Bridge crew exchanged wary glances. Even the Mechanicus adepts paused, runes flickering across their augmetic eyes.

Horst felt the pressure too: a sense of something vast, hungry, awake.

"What is it?" he barked, voice cracking the hush.

A junior Navigator, face ashen, whispered, "My lord… the currents are folding in on themselves. The Warp is… convulsing."

Then the shockwave came.

---

The sector was swallowed

The hololithic display flared white‑hot. Vox channels shrieked, a tortured chorus of static and machine spirits howling in fear. Servitors slumped in their cradles, data‑feeds bleeding nonsense runes.

For one heartbeat, the entire Gothic Sector on the hololith seemed to vanish drowned under a sea of flickering Warp storm glyphs.

Illyra staggered, catching herself against the plotting table. Horst barely kept his feet, every scar on his body burning as if remembering a hundred past wounds.

When the glare faded, the hololith showed only ruin.

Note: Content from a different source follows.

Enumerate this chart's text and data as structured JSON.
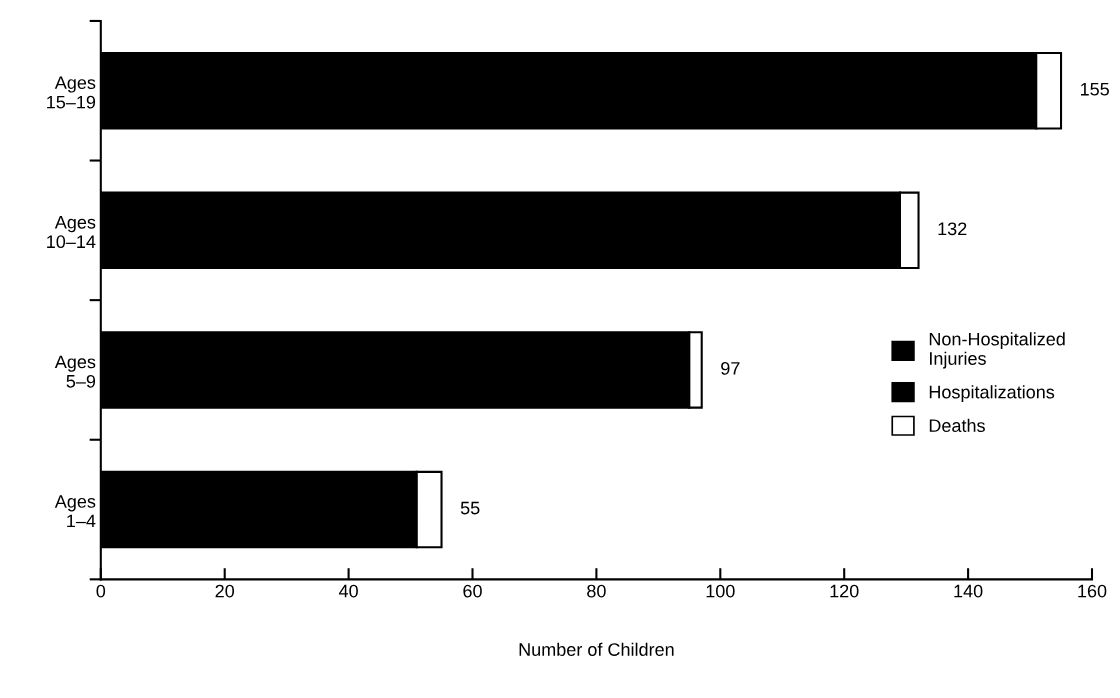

A vast tempest, swirling with sickly Warp light, engulfed the sector: systems cut off, trade routes drowned, astropathic beacons gone dark.

The Gothic Sector stood alone, a fortress now sealed inside a hurricane of raw immaterium.

---

Horst's mouth tasted of old copper and bile. He steadied himself, breath ragged, hand braced on the brasswork.

Veritas's voice came low, almost reverent in its dread. "The Warp has turned against us, my lord. We've lost contact with Segmentum Command. No astropathic reply. No reinforcements coming."

Horst forced words past dry lips, the weight of them crushing.

"Get me a drink" He ordered. As he sat and started thinking as wine was placed near the Inquisitor, he nursed his wine as he started thinking.

For a few heartbeats, no one spoke.

On the bridge's upper gallery, a choir of robed adepts knelt before a cracked Aquila, chanting fractured litanies to soothe the terrified machine spirits.

Below, the cogitator banks pulsed an eerie red, as if bleeding.

Illyra looked at Horst eyes wide, face pale, sweat matting strands of hair to her brow.

"My lord," she whispered, voice cracking. "What now?"

Horst straightened, shoulders screaming with old pain, breath coming harsh.

"Now?" His voice was hoarse, cold iron under the exhaustion. "Now we prepare to meet them."

He turned back to the hololith, its runes swimming, the Gothic Sector ringed in storm fire.

Deep in his chest, beneath fear and weariness, a spark of grim purpose flared. He would not let the dark have them easily.

They would face the coming night standing. And if the stars themselves burned… they would burn with them.